Iniziare un film con i titoli di testa al ralenti, in bianco e nero (come poi tutto il film), accompagnati dalla Cavalleria rusticana di Mascagni, e puntando su un’unica sequenza senza stacchi di montaggio, dove il protagonista (Robert De Niro/Jake LaMotta) saltella e tira pugni nel vuoto su un ring, e tra la macchina da presa e il soggetto ci sono pure le corde del quadrato, si chiama magnifico azzardo espressivo autoriale assoluto. Parliamo di quella manciata di fotogrammi con cui comincia Toro scatenato, in originale Raging bull, diretto da Martin Scorsese nel 1980 e di nuovo nelle sale italiane in 4K l’8, il 9 e il 10 di maggio. Non farà sfracelli, probabilmente, per la sacra ostensione delle stigmate morettiane e di tutte le galassie e videogame inimmaginabili ad occupare ogni angolo di cinema. Eppure la quarta collaborazione Scorsese-De Niro è forse quella più intensa, tragica, ieratica di quel percorso drammaturgico tipico dell’epica scorsesiana, firmata con il sodale, cattolicissimo Paul Schrader, di colpa e redenzione, di violenza cruda e realistica connaturata all’essere, di ascesa, trionfo e declino di un “bravo ragazzo” della comunità italoamericana newyorchese.
La storia è quella del pugile Jake LaMotta, campione mondiale dei pesi medi tra il 1949 e il 1951 che Scorsese rielabora in chiave febbrile, saltando immediatamente dal 1964 (LaMotta attore realmente anche ne Lo spaccone di Rossen) al 1941 sul ring di una ingiusta e clamorosa sconfitta per evidenziare il mood della corruzione mafiosa attorno agli incontri di boxe (tema articolato sottotraccia in tutto il film), ma soprattutto sottolineando la fisicità del protagonista, tra gesti violenti sia verso gli amici e la moglie, sia autodistruttivi. Toro scatenato ha un andamento lirico, di un godimento trionfale possibile ma sempre strozzato, una sorta di simbolismo antispettacolare e antihollywoodiano, pardon molto new Hollywood, che oltretutto andava ad aggiungersi, per sottrazione, all’epopea di Rocky che aveva appena sbancato Oscar e box office tra il primo titolo del 1976 e il sequel del 1979.

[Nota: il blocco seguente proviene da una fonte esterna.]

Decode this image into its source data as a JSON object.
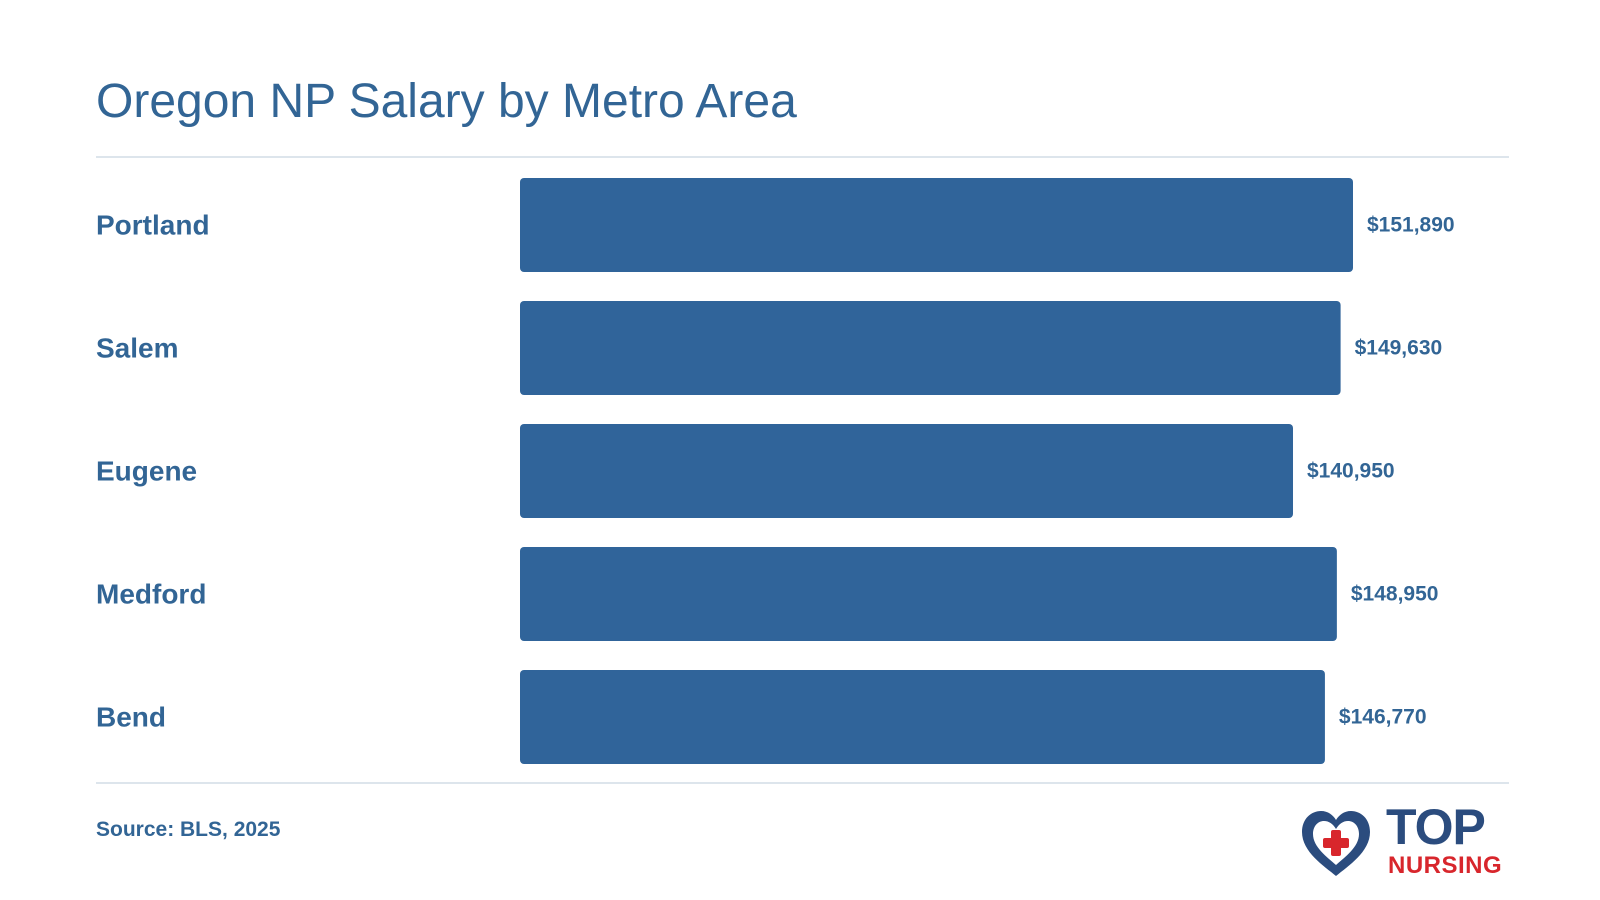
{
  "chart_data": {
    "type": "bar",
    "orientation": "horizontal",
    "title": "Oregon NP Salary by Metro Area",
    "categories": [
      "Portland",
      "Salem",
      "Eugene",
      "Medford",
      "Bend"
    ],
    "values": [
      151890,
      149630,
      140950,
      148950,
      146770
    ],
    "value_labels": [
      "$151,890",
      "$149,630",
      "$140,950",
      "$148,950",
      "$146,770"
    ],
    "xlim": [
      0,
      151890
    ],
    "grid": false,
    "bar_color": "#30649a",
    "label_color": "#326595"
  },
  "footer": {
    "source": "Source: BLS, 2025"
  },
  "logo": {
    "word_top": "TOP",
    "word_bottom": "NURSING",
    "icon": "heart-cross-icon",
    "colors": {
      "navy": "#2b4c7e",
      "red": "#d8262c"
    }
  }
}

Se vi capita di spulciare online troverete un making off di buona fattura dove si comprenderanno molti aspetti delle intuizioni di ripresa scorsesiane sul ring: le carrellate velocissime di un paio di metri verso Jake/De Niro seduto all’angolo, l’idea della macchina da presa per i primi piani frontali di LaMotta/De Niro sul ring sostenuta da sbarre verticali attaccate a fianchi e ventre dell’attore. Dopo Toro scatenato i film sulla boxe si propagheranno oltremisura, anche se ce ne sono solo due meritevoli: dopo Alì di Mann e prima Lassù qualcuno mi ama di Wise. Scorsese affronta l’ambito sportivo come fosse un’arena tout court della vita, una propaggine ipertrofica inarrestabile dell’io. In questo la trasformazione corporea reale, a parte qualche ritocco di make up sul viso, di De Niro rimane scolpita negli annali storici della performatività radicale attoriale (vinse anche l’Oscar come miglior attore). Infine, va segnalato che Scorsese proveniva dal flop commerciale di New York, New York e che le difficoltà di produzione United Artist a gestire il coevo set sprecone de I cancelli del cielo di Cimino (che poi farà fallire la casa di produzione stessa) si ripercuoterà sulle riprese di Toro scatenato e sui rapporti con Scorsese stesso appena uscito dal tunnel della cocaina. In scena ci sono già a pieno ritmo due facce scorsesiane da sangue, botte e meraviglia come Frank Vincent e Joe Pesci.